Les avis en ligne, devenus incontournables pour les patients, posent un défi croissant aux médecins. Entre réputation numérique fragile et contraintes légales, la profession se questionne sur la fiabilité et l’équité de ces plateformes d’évaluation.
Un simple commentaire négatif peut avoir des conséquences importantes pour un médecin, comme l’a constaté le Dr. Timothée Lesaca, psychiatre à Pittsburgh, en Pennsylvanie. Il raconte avoir été confronté à une critique acerbe suggérant, avec une pointe de sarcasme, qu’il avait obtenu son diplôme auprès d’Amazon. Si cette remarque l’a blessé, elle l’a surtout incité à réfléchir au poids accordé à ces jugements en ligne et à leur pertinence réelle.
Si les défenseurs des patients estiment que les médecins, comme tout prestataire de services, doivent accepter l’examen public, la réalité est plus nuancée. Un seul avis défavorable peut sérieusement entacher la réputation d’un professionnel, d’autant plus que l’échantillon d’évaluateurs est souvent restreint. Plus de 80 % des patients consultent désormais ces plateformes avant de choisir un médecin, parfois même après avoir reçu une recommandation.
Cette situation est d’autant plus délicate que les réglementations en matière de confidentialité des patients (HIPAA) empêchent les médecins de répondre publiquement aux critiques ou de corriger les informations erronées. Les sites d’évaluation, tels que Vitals, Healthgrades et Yelp, sont souvent perçus comme un moyen pour les patients d’exprimer leur satisfaction ou leur mécontentement, mais ils présentent un défaut majeur : ils ne vérifient pas l’identité des évaluateurs. Un simple voisin mécontent ou un ancien partenaire peut ainsi publier un commentaire préjudiciable en toute impunité.
Paradoxalement, des études montrent qu’il existe peu, voire aucune corrélation entre les avis en ligne et des indicateurs objectifs de compétence médicale, tels que les certifications, les plaintes pour faute professionnelle ou les statistiques de morbidité et de mortalité. Une étude récente n’a révélé aucune différence significative entre les médecins ayant reçu des avis négatifs et ceux qui n’en ont pas, en se basant sur des scores de satisfaction des patients validés.

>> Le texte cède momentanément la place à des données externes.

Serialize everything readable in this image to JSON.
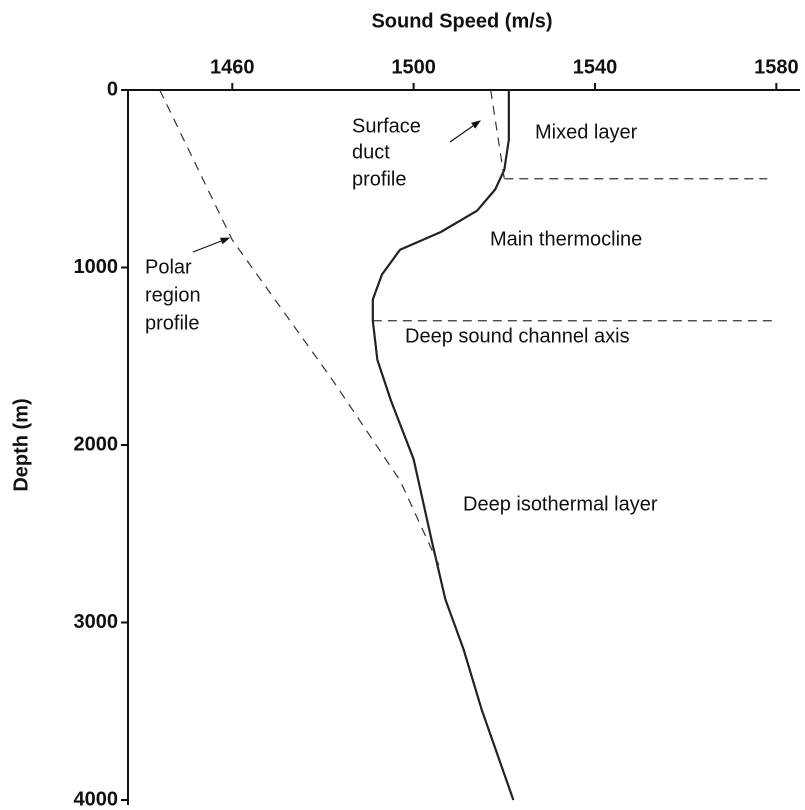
{
  "chart_data": {
    "type": "line",
    "xlabel": "Sound Speed (m/s)",
    "ylabel": "Depth (m)",
    "xlim": [
      1437,
      1585
    ],
    "xticks": [
      1460,
      1500,
      1540,
      1580
    ],
    "ylim": [
      0,
      4000
    ],
    "yticks": [
      0,
      1000,
      2000,
      3000,
      4000
    ],
    "y_inverted": true,
    "series": [
      {
        "color": "#222222",
        "dashed": false,
        "x": [
          1521,
          1521,
          1520,
          1518,
          1514,
          1506,
          1497,
          1493,
          1491,
          1491,
          1492,
          1495,
          1500,
          1504,
          1507,
          1511,
          1515,
          1522
        ],
        "values": [
          0,
          280,
          450,
          560,
          680,
          800,
          900,
          1040,
          1180,
          1300,
          1520,
          1750,
          2080,
          2540,
          2870,
          3150,
          3490,
          4000
        ]
      },
      {
        "color": "#333333",
        "dashed": true,
        "x": [
          1444,
          1460,
          1482,
          1497,
          1506
        ],
        "values": [
          0,
          845,
          1630,
          2200,
          2700
        ]
      },
      {
        "color": "#333333",
        "dashed": true,
        "x": [
          1517,
          1520
        ],
        "values": [
          0,
          500
        ]
      }
    ],
    "hlines": [
      {
        "y": 500,
        "x": [
          1520,
          1578
        ]
      },
      {
        "y": 1300,
        "x": [
          1491,
          1580
        ]
      }
    ],
    "annotations": {
      "surface_duct": [
        "Surface",
        "duct",
        "profile"
      ],
      "mixed_layer": "Mixed layer",
      "main_thermocline": "Main thermocline",
      "deep_channel": "Deep sound channel axis",
      "deep_isothermal": "Deep isothermal layer",
      "polar": [
        "Polar",
        "region",
        "profile"
      ]
    }
  }
}
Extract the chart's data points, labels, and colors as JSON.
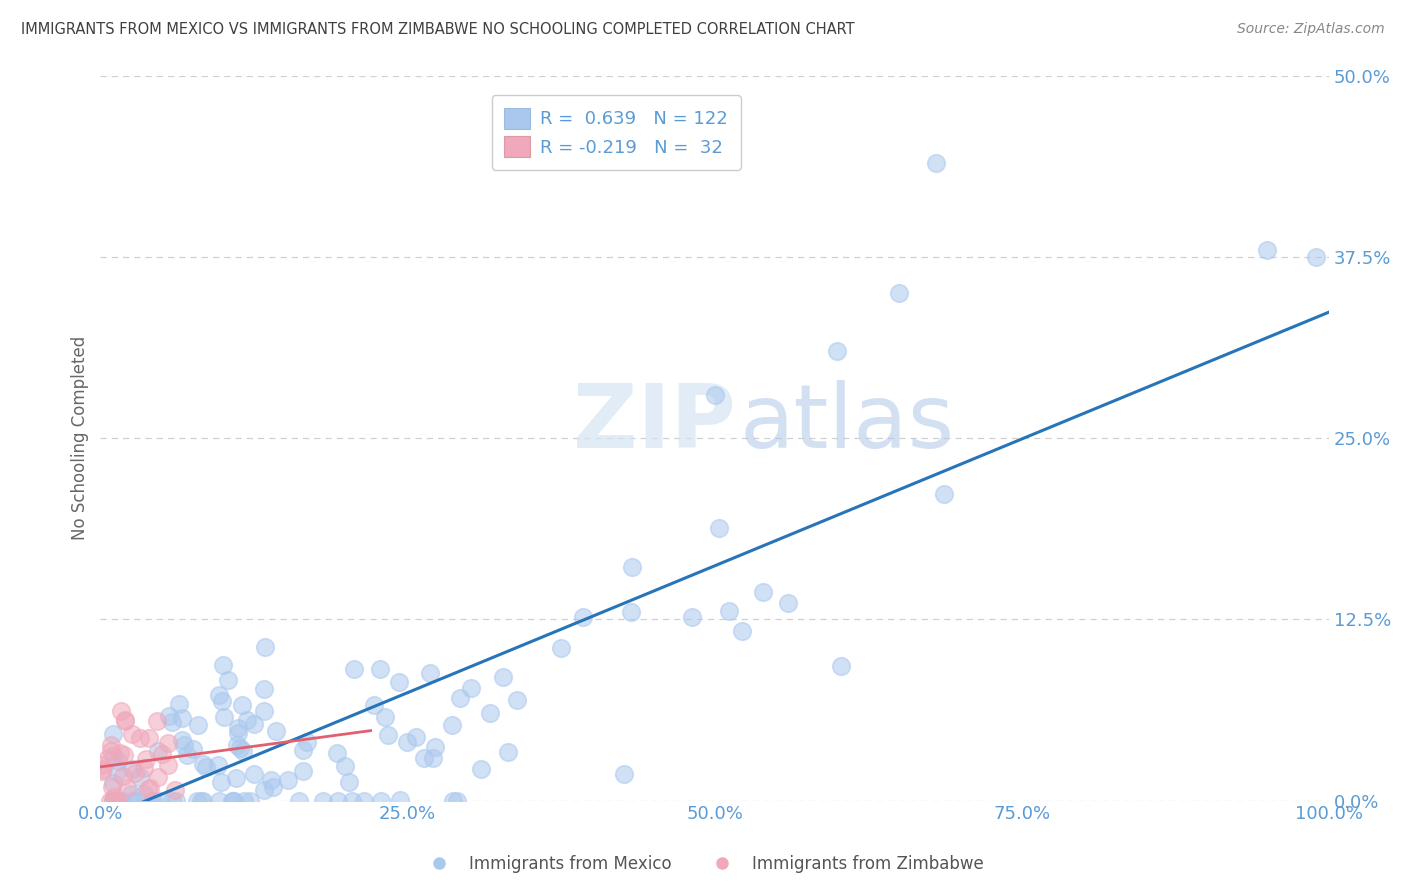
{
  "title": "IMMIGRANTS FROM MEXICO VS IMMIGRANTS FROM ZIMBABWE NO SCHOOLING COMPLETED CORRELATION CHART",
  "source": "Source: ZipAtlas.com",
  "ylabel": "No Schooling Completed",
  "legend_mexico": "Immigrants from Mexico",
  "legend_zimbabwe": "Immigrants from Zimbabwe",
  "R_mexico": 0.639,
  "N_mexico": 122,
  "R_zimbabwe": -0.219,
  "N_zimbabwe": 32,
  "mexico_color": "#aac8ee",
  "zimbabwe_color": "#f0a8ba",
  "trend_mexico_color": "#2874b8",
  "trend_zimbabwe_color": "#e06070",
  "xlim": [
    0.0,
    1.0
  ],
  "ylim": [
    0.0,
    0.5
  ],
  "yticks": [
    0.0,
    0.125,
    0.25,
    0.375,
    0.5
  ],
  "ytick_labels": [
    "0.0%",
    "12.5%",
    "25.0%",
    "37.5%",
    "50.0%"
  ],
  "xticks": [
    0.0,
    0.25,
    0.5,
    0.75,
    1.0
  ],
  "xtick_labels": [
    "0.0%",
    "25.0%",
    "50.0%",
    "75.0%",
    "100.0%"
  ],
  "watermark_zip": "ZIP",
  "watermark_atlas": "atlas",
  "background_color": "#ffffff",
  "grid_color": "#d0d0d0",
  "tick_color": "#5b9bd5",
  "title_color": "#404040"
}
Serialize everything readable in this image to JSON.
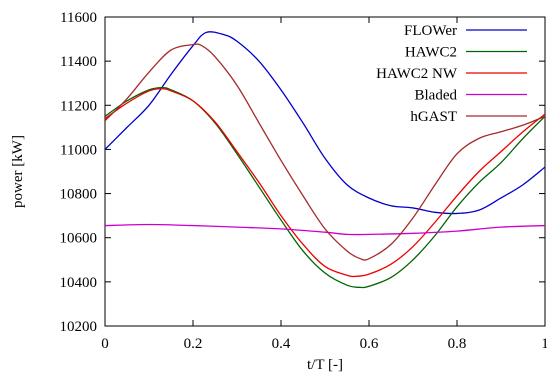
{
  "chart_data": {
    "type": "line",
    "xlabel": "t/T [-]",
    "ylabel": "power [kW]",
    "xlim": [
      0,
      1
    ],
    "ylim": [
      10200,
      11600
    ],
    "xticks": [
      0,
      0.2,
      0.4,
      0.6,
      0.8,
      1
    ],
    "xtick_labels": [
      "0",
      "0.2",
      "0.4",
      "0.6",
      "0.8",
      "1"
    ],
    "yticks": [
      10200,
      10400,
      10600,
      10800,
      11000,
      11200,
      11400,
      11600
    ],
    "ytick_labels": [
      "10200",
      "10400",
      "10600",
      "10800",
      "11000",
      "11200",
      "11400",
      "11600"
    ],
    "grid": false,
    "legend_position": "top-right",
    "series": [
      {
        "name": "FLOWer",
        "color": "#0000cc",
        "x": [
          0,
          0.05,
          0.1,
          0.15,
          0.2,
          0.23,
          0.27,
          0.3,
          0.35,
          0.4,
          0.45,
          0.5,
          0.55,
          0.6,
          0.65,
          0.7,
          0.75,
          0.8,
          0.85,
          0.9,
          0.95,
          1.0
        ],
        "y": [
          11000,
          11100,
          11200,
          11340,
          11470,
          11530,
          11520,
          11490,
          11400,
          11270,
          11120,
          10960,
          10840,
          10780,
          10745,
          10735,
          10715,
          10710,
          10725,
          10780,
          10840,
          10920
        ]
      },
      {
        "name": "HAWC2",
        "color": "#006400",
        "x": [
          0,
          0.05,
          0.1,
          0.13,
          0.15,
          0.2,
          0.25,
          0.3,
          0.35,
          0.4,
          0.45,
          0.5,
          0.55,
          0.58,
          0.6,
          0.65,
          0.7,
          0.75,
          0.8,
          0.85,
          0.9,
          0.95,
          1.0
        ],
        "y": [
          11150,
          11220,
          11270,
          11280,
          11270,
          11220,
          11120,
          10980,
          10830,
          10680,
          10540,
          10440,
          10385,
          10375,
          10380,
          10420,
          10500,
          10610,
          10740,
          10850,
          10940,
          11050,
          11150
        ]
      },
      {
        "name": "HAWC2 NW",
        "color": "#ee0000",
        "x": [
          0,
          0.05,
          0.1,
          0.13,
          0.15,
          0.2,
          0.25,
          0.3,
          0.35,
          0.4,
          0.45,
          0.5,
          0.55,
          0.57,
          0.6,
          0.65,
          0.7,
          0.75,
          0.8,
          0.85,
          0.9,
          0.95,
          1.0
        ],
        "y": [
          11140,
          11210,
          11265,
          11275,
          11265,
          11220,
          11125,
          10990,
          10850,
          10700,
          10570,
          10470,
          10430,
          10425,
          10435,
          10480,
          10560,
          10670,
          10790,
          10900,
          10990,
          11080,
          11160
        ]
      },
      {
        "name": "Bladed",
        "color": "#cc00cc",
        "x": [
          0,
          0.1,
          0.2,
          0.3,
          0.4,
          0.5,
          0.55,
          0.6,
          0.7,
          0.8,
          0.9,
          1.0
        ],
        "y": [
          10655,
          10660,
          10655,
          10648,
          10640,
          10625,
          10615,
          10615,
          10620,
          10630,
          10648,
          10655
        ]
      },
      {
        "name": "hGAST",
        "color": "#a52a2a",
        "x": [
          0,
          0.05,
          0.1,
          0.15,
          0.2,
          0.22,
          0.25,
          0.3,
          0.35,
          0.4,
          0.45,
          0.5,
          0.55,
          0.58,
          0.6,
          0.65,
          0.7,
          0.75,
          0.8,
          0.85,
          0.9,
          0.95,
          1.0
        ],
        "y": [
          11130,
          11230,
          11350,
          11450,
          11475,
          11470,
          11420,
          11290,
          11120,
          10950,
          10790,
          10640,
          10540,
          10505,
          10505,
          10570,
          10690,
          10840,
          10980,
          11050,
          11080,
          11110,
          11150
        ]
      }
    ]
  }
}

Face à cette situation, certains médecins sont tentés de solliciter des avis positifs pour diluer les commentaires négatifs. Cependant, cette pratique est contraire aux codes éthiques de plusieurs organisations professionnelles, notamment la National Association of Social Workers et l’American Psychological Association, qui interdisent de solliciter des témoignages de patients par crainte d’une influence excessive. L’American Medical Association n’a pas de position officielle à ce sujet, mais son silence ne doit pas être interprété comme une approbation.
L’aspect financier des plateformes d’évaluation ajoute une couche de complexité. Si certaines proposent aux médecins de gérer leur profil et d’opter pour des fonctionnalités promotionnelles payantes, elles affirment ne pas autoriser la suppression ou la modification des avis. Cette situation frustre de nombreux médecins, qui se demandent si ces sites sont réellement conçus pour encourager des critiques constructives ou s’ils relèvent d’une industrie de la gestion de la réputation.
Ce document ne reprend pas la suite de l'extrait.